Sobre o estudo de filosofia

Por Georgi Plekhanov, via marxists.org, traduzido por André França

Nota do Editor de Moscou: “Este artigo foi publicado em junho de 1910 no Dnevnik Sotsial Demokrata (Diário de um social-democrata) nº 12”.

Em  uma carta interessante endereçada a mim, um camarada faz uma proposta bastante lisonjeira, a qual, acredito eu, deveria ser respondida impressa. E isso foi o que ele escreveu.Indicando um grande interesse nas belles lettres  [1] e filosofia dentre  os proletários classistas, ele segue:

Parece-me que aquele pensamento sobre questões filosóficas está sendo estimulado não somente pelas obscuras condições politicas, mas igualmente pela materialidade concreta  que se força à consciência das massas.  Isso tem que ser colocado em ordem. É por isso que eles estão aceitando a filosofia tão avidamente, porque tais verdades são possíveis. Foi-me dito em uma carta de Kazan: “acima de tudo, eles estão interessados em  questões filosóficas”; e acrescenta entre aspas: “é o assunto do dia (…)”.

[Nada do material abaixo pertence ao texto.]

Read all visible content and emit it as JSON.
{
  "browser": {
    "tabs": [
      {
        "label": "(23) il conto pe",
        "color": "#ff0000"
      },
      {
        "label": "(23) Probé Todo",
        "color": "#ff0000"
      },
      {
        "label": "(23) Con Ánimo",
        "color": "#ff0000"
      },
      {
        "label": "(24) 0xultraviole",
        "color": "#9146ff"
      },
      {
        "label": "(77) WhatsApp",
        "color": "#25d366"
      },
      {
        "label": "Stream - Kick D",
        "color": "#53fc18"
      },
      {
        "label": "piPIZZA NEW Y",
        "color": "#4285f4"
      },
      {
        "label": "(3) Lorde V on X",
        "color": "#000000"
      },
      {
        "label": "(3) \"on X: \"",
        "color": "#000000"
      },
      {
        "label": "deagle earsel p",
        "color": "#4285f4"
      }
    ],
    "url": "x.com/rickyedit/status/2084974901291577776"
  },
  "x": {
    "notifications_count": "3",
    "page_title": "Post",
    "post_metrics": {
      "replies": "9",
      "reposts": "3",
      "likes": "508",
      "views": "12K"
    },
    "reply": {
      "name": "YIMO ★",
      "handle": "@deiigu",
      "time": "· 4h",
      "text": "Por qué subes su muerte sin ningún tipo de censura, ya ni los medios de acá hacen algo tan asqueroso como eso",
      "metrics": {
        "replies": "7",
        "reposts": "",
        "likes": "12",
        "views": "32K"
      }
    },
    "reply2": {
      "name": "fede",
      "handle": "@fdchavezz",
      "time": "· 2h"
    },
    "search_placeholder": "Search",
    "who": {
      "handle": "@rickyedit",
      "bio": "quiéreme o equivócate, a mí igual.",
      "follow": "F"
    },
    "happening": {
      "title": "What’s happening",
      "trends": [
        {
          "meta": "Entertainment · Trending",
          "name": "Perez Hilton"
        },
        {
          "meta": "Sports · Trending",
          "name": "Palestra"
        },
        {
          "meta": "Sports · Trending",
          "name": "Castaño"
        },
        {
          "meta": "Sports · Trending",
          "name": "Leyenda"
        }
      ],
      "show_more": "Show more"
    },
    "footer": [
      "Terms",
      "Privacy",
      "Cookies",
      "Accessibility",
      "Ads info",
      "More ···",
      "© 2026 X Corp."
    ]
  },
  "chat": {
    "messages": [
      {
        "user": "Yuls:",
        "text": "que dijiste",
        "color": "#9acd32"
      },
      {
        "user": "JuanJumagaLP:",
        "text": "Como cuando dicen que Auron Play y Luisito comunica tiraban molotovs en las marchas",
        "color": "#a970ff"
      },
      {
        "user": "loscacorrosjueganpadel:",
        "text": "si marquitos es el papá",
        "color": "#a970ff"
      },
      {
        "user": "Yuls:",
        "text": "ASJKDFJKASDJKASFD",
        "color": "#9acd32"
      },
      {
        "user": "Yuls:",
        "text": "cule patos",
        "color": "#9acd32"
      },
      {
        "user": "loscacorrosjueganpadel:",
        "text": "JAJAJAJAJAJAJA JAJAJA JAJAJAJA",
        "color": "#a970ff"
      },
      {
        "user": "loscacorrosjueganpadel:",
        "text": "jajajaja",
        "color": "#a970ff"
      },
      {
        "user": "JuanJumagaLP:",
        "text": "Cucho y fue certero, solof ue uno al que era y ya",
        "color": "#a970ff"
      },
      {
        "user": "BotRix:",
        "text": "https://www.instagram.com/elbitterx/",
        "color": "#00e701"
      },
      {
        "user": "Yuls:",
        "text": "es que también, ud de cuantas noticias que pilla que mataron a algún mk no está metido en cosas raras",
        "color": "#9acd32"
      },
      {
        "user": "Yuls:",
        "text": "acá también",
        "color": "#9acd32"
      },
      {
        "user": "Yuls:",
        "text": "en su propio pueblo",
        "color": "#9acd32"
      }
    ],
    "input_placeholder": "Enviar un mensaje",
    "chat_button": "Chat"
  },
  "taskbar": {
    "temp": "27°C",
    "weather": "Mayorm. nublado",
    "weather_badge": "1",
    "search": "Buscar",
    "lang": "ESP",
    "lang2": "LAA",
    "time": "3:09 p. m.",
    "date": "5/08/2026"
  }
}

Em Viena, deve ser entregue um relatório no encontro do dia dos emigrantes russos de maio, prevalecendo sobre qualquer outro assunto que não seja filosofia.

Agora os interesses políticos estão despertando novamente, mas assuntos filosóficos serão predominantes por muito tempo e, é claro, permanecerão em uma magnitude significativa, também nas novas condições, uma das conquistas mais valiosas das nossa época obscura.

É importante fazer tudo o que for possível par a encorajar essas buscas e capturar o interesse das massas em um panorama mundial mais real.

Recentemente, um trabalhador (das proximidades) escreveu para mim:  “Eu tentei ler sobre filosofia; eu tentei  tudo o que eu sabia. Eu penso e não consigo entender. E tenho pouco tempo. A fábrica me toma todo o tempo que tenho. Não teriam vocês, intelectuais, escrito algo mais simples, de fácil compreensão?”

Uma “introdução à filosofia” é necessária, que baseada no Marxismo científico e nas ciências naturais é sistematicamente… se não apresentando, então pelo menos representando todas as mais essenciais questões sobre o assunto.

Ninguém poderia fazer isso melhor do que você, se é que você não já começou a trabalhar nisso ou algo similar. Nesse caso, aqueles que agora tem que tatear seus caminhos em direção aos Paulsens , aos Wundts e a similares começarão com trabalhos Marxistas.

Esse é o meu pedido e desejo dos meus amigos.

Devo começar pelo pedido feito pelo meu correspondente expressando o desejo do seu amigo. Contudo, por mais que me seja lisonjeiro, infelizmente, devido a inúmeras outras obrigações, não posso aceitar o pedido no momento. Ademais, seria necessário alguém fazê-lo?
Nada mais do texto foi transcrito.